The problem is that if $f$ is a nice function, then it is probably defined for all pairs $(x, y)$, or almost all. That means that if you try to graph it, there will be a point of the graph of $f$ above almost every point of the floor, so the graph of $f$ cannot be a line.

Another way to say it is this: imagine the graph of the line. If we want an equation $f(x, y)$ for the line, the domain of $f$ can only be the shadow of the line on the $xy$ plane. But any nice function $f$ will have as a domain either all pairs $(x, y)$, or almost all of them.
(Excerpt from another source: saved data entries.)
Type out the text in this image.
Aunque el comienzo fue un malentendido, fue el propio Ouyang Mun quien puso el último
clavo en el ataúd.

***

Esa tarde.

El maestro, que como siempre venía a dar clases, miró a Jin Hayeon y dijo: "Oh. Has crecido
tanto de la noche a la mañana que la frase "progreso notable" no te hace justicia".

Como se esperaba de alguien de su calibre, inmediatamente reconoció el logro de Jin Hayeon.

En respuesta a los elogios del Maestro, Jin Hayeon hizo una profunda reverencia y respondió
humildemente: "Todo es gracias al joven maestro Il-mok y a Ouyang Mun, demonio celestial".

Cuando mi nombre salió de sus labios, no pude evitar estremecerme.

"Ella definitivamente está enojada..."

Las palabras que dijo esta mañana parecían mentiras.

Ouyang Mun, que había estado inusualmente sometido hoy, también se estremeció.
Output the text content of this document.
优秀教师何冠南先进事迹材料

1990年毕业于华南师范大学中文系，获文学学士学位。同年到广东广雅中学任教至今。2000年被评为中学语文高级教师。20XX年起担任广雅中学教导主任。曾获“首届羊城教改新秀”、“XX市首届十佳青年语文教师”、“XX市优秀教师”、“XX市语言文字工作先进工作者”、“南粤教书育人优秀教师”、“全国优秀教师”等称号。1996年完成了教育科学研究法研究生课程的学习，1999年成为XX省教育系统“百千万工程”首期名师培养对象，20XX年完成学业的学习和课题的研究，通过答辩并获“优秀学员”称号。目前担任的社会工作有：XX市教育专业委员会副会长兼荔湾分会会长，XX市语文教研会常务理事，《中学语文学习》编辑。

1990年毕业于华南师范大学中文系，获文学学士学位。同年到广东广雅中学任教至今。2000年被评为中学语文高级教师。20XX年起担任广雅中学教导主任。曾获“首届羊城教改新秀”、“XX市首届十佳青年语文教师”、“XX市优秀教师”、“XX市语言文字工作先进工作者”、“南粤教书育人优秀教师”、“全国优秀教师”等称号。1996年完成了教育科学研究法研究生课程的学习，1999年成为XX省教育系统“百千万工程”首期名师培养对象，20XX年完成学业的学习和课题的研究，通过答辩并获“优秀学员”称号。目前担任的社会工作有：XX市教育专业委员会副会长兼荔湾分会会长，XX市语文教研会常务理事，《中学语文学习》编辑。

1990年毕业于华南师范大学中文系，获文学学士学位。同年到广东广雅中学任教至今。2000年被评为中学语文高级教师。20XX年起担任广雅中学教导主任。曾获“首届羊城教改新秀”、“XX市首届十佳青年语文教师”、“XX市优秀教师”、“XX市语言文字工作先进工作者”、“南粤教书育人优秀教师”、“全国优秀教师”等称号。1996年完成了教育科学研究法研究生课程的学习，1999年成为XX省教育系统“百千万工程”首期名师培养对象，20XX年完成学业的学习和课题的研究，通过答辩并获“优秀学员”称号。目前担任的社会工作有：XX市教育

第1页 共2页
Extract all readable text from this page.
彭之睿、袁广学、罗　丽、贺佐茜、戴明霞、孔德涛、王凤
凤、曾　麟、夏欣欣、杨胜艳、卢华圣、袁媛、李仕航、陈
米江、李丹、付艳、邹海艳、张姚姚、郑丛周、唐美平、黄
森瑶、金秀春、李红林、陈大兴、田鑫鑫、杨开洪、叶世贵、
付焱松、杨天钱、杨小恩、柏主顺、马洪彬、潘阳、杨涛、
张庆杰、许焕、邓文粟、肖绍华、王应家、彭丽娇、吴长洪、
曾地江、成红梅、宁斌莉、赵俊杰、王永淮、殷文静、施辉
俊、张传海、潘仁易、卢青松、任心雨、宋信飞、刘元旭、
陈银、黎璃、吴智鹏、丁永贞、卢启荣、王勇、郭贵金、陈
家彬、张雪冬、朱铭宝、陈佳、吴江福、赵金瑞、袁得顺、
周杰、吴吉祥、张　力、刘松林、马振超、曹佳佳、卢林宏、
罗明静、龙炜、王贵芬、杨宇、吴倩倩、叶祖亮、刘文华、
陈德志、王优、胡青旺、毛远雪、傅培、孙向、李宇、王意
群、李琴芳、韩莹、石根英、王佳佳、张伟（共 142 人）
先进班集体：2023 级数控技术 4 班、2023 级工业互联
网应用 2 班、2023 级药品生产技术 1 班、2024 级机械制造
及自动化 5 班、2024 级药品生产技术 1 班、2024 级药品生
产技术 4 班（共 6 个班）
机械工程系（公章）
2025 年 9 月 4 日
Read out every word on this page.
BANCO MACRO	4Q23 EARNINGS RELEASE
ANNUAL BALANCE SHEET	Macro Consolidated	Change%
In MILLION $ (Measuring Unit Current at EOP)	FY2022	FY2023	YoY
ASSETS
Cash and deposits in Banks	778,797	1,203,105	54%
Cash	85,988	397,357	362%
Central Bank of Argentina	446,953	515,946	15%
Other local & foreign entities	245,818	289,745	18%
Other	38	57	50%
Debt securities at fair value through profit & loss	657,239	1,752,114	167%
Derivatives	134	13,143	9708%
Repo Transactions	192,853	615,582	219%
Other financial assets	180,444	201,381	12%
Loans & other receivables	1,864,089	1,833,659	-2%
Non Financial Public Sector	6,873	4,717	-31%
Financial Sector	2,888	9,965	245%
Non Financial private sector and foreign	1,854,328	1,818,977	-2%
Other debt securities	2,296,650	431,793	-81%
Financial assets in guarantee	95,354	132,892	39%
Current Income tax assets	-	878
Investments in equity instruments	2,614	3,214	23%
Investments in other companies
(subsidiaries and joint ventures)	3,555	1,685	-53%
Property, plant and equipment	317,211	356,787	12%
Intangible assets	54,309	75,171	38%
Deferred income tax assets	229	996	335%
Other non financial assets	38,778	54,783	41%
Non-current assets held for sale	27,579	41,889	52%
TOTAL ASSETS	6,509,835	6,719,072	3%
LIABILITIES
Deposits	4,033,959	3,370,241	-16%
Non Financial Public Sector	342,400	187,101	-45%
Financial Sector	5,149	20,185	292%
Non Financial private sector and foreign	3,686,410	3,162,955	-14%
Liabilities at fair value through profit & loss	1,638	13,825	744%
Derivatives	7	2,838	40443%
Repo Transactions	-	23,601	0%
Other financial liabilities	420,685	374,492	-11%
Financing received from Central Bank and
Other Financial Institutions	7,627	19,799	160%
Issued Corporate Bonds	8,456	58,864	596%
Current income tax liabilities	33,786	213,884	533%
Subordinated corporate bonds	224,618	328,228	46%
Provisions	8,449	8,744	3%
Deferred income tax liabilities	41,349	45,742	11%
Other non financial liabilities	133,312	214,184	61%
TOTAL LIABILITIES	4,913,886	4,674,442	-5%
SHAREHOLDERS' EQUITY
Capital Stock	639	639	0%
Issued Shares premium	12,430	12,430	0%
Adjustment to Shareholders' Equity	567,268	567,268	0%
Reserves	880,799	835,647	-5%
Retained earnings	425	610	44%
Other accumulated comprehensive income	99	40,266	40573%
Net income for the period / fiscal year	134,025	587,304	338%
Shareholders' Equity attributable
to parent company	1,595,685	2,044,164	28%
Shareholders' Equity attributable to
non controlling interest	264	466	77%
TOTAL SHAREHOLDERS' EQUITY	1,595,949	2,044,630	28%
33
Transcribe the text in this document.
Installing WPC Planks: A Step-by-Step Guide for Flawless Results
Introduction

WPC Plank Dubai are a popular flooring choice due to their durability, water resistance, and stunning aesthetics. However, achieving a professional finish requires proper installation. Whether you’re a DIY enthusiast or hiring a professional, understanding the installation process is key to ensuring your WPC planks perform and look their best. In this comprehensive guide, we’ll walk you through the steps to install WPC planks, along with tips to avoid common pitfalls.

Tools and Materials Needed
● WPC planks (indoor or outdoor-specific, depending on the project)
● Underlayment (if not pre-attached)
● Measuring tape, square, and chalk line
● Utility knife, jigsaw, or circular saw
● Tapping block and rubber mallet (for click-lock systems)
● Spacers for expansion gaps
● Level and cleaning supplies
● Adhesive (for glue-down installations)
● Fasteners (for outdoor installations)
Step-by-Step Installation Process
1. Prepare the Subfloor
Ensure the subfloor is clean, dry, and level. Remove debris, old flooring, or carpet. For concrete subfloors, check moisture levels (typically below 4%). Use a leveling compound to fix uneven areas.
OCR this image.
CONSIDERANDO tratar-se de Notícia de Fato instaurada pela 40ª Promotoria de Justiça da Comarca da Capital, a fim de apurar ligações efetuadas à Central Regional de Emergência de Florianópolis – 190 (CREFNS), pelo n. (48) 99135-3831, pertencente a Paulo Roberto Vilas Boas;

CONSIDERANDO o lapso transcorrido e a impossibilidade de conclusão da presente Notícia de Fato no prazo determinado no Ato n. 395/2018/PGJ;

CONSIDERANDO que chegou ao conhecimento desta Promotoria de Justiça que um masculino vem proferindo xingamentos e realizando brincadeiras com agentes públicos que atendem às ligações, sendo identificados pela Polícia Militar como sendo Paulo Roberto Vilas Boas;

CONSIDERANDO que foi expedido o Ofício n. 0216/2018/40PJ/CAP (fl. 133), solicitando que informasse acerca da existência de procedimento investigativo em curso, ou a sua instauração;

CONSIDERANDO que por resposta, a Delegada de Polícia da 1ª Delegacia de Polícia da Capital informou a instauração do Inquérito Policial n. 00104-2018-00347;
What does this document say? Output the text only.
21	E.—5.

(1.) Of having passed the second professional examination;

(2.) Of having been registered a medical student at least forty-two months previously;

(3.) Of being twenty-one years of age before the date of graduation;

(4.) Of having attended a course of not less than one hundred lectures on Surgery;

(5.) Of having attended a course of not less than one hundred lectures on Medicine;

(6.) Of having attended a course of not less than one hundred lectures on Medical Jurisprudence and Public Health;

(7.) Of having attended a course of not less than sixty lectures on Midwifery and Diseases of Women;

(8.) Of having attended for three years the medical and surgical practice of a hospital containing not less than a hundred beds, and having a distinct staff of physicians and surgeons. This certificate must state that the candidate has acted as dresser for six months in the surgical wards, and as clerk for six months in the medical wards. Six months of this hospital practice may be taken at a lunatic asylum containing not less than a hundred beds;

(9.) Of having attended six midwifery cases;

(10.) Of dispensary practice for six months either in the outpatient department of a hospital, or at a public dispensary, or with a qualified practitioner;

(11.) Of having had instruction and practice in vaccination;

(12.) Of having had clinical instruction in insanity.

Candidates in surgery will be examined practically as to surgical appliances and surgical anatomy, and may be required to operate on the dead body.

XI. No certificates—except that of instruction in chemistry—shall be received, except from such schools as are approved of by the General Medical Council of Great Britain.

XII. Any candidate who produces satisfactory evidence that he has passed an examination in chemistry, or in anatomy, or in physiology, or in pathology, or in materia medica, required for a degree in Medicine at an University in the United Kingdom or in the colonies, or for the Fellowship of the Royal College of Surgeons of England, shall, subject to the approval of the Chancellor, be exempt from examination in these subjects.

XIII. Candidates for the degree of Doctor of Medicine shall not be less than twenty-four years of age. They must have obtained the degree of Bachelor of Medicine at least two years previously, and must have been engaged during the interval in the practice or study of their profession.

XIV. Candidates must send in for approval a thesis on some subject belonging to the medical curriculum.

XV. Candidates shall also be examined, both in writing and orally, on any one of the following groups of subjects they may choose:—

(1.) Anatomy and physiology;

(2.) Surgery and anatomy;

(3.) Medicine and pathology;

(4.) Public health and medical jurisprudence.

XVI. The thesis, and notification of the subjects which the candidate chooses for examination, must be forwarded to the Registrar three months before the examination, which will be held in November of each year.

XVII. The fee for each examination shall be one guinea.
With all of that being said, it is possible to cook up a function $f(x, y)$ whose graph is a line. We know that if we could take a plane, for example $g(x, y) = x+y$, and somehow restrict its domain to a line on the $xy$ plane, that would give us a line in $xyz$ space. Here is one way to do it: $$f(x, y) = x+y+\sqrt{-(y-x)^2}$$

The expression $-(y-x)^2$ is $\le 0$ for any $x, y$ and it equals zero precisely when $y = x$. Therefore $\sqrt{-(y-x)^2}$ will only be defined precisely when $y = x$, and when $y$ does equal $x$, $f(x, y) = x+y$. Thus the graph of $f$ is a line in 3D space.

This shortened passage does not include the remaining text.